Which of the following are valid execution modes?
A. Kubernetes, Local, Client
B. Client, Cluster, Local
C. Cluster, Server, Local
D. Standalone, Client, Cluster
E. Server, Standalone, Client
正解:B
解説: (Pass4Test メンバーにのみ表示されます)
質問 2:
The code block displayed below contains an error. The code block should return a DataFrame in which column predErrorAdded contains the results of Python function add_2_if_geq_3 as applied to numeric and nullable column predError in DataFrame transactionsDf. Find the error.
Code block:
1.def add_2_if_geq_3(x):
2. if x is None:
3. return x
4. elif x >= 3:
5. return x+2
6. return x
7.
8.add_2_if_geq_3_udf = udf(add_2_if_geq_3)
9.
10.transactionsDf.withColumnRenamed("predErrorAdded", add_2_if_geq_3_udf(col("predError")))
A. The udf() method does not declare a return type.
B. Instead of col("predError"), the actual DataFrame with the column needs to be passed, like so transactionsDf.predError.
C. UDFs are only available through the SQL API, but not in the Python API as shown in the code block.
D. The Python function is unable to handle null values, resulting in the code block crashing on execution.
E. The operator used to adding the column does not add column predErrorAdded to the DataFrame.
正解:E
解説: (Pass4Test メンバーにのみ表示されます)
質問 3:
Which of the following statements about RDDs is incorrect?
A. RDDs are immutable.
B. RDD stands for Resilient Distributed Dataset.
C. An RDD consists of a single partition.
D. RDDs are great for precisely instructing Spark on how to do a query.
E. The high-level DataFrame API is built on top of the low-level RDD API.
正解:C
解説: (Pass4Test メンバーにのみ表示されます)
質問 4:
Which of the following describes characteristics of the Spark driver?
A. If set in the Spark configuration, Spark scales the Spark driver horizontally to improve parallel processing performance.
B. The Spark driver processes partitions in an optimized, distributed fashion.

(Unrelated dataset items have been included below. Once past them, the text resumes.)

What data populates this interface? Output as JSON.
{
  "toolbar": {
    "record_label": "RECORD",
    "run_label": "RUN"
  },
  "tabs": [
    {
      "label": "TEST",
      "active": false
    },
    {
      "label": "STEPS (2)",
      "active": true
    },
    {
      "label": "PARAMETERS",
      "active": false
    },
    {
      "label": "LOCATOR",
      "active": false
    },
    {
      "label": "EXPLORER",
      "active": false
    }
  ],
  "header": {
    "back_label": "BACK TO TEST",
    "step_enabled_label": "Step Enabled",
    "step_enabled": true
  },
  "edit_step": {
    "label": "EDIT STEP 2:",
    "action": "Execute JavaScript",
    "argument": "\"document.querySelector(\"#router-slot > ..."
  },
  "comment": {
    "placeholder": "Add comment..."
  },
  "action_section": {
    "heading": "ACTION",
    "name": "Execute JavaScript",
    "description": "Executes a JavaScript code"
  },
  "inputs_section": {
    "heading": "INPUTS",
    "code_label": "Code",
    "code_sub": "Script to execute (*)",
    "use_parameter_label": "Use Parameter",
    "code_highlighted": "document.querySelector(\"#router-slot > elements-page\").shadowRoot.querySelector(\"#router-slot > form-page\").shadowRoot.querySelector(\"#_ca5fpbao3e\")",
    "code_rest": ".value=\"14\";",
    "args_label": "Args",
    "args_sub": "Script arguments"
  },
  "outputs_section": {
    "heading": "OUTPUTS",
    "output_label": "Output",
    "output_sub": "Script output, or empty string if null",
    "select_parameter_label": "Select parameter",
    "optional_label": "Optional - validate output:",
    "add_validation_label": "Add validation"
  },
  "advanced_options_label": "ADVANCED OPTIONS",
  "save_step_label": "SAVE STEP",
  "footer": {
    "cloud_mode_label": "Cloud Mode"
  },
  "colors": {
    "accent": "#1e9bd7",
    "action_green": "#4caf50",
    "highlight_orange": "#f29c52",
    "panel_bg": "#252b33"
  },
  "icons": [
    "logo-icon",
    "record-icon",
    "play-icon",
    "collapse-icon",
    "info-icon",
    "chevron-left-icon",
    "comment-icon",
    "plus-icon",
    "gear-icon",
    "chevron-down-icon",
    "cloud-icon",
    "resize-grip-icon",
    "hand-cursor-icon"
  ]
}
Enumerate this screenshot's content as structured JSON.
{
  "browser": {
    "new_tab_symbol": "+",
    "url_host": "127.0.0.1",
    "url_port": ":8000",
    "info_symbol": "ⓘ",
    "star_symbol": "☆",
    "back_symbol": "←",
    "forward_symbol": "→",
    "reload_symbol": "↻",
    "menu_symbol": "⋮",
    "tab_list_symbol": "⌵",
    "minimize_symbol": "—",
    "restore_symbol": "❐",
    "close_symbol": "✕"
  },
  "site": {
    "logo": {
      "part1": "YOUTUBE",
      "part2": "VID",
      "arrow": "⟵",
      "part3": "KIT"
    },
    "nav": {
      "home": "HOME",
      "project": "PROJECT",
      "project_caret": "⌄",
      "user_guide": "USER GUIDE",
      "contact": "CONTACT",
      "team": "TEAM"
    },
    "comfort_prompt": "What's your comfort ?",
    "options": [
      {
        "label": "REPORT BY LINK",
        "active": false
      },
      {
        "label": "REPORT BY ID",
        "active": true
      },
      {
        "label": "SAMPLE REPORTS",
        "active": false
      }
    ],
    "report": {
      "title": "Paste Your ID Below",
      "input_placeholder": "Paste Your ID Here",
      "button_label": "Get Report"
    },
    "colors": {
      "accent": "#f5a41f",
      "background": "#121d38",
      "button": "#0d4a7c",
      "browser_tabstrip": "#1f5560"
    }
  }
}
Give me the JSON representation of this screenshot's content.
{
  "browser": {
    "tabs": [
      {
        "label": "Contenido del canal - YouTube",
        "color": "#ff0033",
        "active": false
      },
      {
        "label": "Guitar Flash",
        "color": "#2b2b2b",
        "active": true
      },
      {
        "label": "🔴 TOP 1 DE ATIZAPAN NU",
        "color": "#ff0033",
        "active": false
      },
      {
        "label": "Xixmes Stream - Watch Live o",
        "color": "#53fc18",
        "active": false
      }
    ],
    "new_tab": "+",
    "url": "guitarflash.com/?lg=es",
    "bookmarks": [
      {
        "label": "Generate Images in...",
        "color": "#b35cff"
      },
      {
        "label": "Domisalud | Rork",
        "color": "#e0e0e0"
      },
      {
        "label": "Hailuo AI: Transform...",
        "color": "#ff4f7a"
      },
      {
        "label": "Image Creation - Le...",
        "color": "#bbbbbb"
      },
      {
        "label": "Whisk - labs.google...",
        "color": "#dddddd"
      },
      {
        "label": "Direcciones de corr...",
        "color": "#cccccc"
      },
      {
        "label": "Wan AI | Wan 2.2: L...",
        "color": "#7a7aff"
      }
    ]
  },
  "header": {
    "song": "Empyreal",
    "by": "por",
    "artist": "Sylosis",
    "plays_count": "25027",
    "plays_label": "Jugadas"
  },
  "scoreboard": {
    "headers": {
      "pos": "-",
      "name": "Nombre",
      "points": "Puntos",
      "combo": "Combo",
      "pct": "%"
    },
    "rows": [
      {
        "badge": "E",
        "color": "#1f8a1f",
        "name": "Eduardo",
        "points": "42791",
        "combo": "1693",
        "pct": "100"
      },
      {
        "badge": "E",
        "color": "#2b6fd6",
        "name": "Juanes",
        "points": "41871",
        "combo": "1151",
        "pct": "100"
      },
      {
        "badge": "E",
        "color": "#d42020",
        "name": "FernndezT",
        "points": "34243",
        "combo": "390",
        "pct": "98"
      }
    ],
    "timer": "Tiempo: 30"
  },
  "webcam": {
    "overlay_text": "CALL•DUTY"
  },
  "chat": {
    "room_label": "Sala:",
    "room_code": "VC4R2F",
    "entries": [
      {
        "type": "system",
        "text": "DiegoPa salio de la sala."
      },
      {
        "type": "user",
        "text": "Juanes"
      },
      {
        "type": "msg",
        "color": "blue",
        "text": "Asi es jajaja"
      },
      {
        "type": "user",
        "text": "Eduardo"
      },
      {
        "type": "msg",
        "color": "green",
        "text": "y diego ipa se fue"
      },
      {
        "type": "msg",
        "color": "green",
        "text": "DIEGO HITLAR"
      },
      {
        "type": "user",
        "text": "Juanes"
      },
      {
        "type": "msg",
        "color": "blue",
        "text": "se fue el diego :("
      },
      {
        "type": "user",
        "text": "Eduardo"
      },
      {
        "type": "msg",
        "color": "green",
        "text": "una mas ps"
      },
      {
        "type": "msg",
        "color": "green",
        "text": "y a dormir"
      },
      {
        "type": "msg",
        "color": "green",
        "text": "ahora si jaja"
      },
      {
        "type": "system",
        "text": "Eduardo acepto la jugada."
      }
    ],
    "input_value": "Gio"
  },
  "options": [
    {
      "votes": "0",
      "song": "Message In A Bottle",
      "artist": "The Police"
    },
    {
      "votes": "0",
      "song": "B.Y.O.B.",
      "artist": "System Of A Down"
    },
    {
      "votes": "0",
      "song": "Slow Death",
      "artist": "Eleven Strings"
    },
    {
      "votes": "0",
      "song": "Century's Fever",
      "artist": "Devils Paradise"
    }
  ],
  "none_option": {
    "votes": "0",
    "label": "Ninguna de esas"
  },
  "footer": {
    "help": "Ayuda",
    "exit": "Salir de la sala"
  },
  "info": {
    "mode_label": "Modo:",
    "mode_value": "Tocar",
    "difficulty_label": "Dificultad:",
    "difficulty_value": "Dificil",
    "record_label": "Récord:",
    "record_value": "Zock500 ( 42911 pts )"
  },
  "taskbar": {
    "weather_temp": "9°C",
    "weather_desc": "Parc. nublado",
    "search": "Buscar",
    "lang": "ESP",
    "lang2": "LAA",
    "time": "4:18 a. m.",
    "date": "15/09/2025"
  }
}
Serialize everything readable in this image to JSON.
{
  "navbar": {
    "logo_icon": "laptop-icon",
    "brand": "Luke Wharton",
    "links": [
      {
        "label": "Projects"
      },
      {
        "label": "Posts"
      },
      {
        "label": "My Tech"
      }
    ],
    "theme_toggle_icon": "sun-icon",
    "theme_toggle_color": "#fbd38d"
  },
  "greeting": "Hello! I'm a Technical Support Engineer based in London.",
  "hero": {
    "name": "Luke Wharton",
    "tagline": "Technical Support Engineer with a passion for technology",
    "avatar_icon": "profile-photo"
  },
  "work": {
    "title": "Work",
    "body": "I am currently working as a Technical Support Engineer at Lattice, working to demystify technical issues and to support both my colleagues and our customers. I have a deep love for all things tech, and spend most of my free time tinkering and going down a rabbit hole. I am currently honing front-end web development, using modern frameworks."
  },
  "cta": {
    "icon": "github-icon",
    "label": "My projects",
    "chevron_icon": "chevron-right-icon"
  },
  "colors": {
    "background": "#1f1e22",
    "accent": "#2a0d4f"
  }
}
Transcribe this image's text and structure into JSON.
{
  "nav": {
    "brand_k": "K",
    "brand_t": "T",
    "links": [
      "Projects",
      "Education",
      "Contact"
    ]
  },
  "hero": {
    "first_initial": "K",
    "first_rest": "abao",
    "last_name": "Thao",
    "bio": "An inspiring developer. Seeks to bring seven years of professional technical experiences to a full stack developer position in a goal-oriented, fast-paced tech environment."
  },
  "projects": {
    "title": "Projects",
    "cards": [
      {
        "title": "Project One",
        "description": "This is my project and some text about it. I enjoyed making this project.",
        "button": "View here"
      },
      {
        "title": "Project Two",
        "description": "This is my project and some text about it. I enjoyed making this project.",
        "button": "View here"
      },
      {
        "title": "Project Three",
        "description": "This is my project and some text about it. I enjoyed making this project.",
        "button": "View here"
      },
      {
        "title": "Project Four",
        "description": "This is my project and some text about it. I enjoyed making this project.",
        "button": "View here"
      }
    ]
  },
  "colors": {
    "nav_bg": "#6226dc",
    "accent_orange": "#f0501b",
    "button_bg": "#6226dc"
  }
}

C. The Spark driver requests the transformation of operations into DAG computations from the worker nodes.
D. The Spark driver's responsibility includes scheduling queries for execution on worker nodes.
E. In a non-interactive Spark application, the Spark driver automatically creates the SparkSession object.
正解:E
解説: (Pass4Test メンバーにのみ表示されます)
質問 5:
Which of the following code blocks uses a schema fileSchema to read a parquet file at location filePath into a DataFrame?
A. spark.read().schema(fileSchema).parquet(filePath)
B. spark.read().schema(fileSchema).format(parquet).load(filePath)
C. spark.read.schema(fileSchema).format("parquet").load(filePath)
D. spark.read.schema(fileSchema).open(filePath)
E. spark.read.schema("fileSchema").format("parquet").load(filePath)
正解:C
解説: (Pass4Test メンバーにのみ表示されます)
Murayama -
この通りに行えば、必ず合格出来るようになってます。本Associate-Developer-Apache-Spark試験は非常に簡単なので頑張ってください。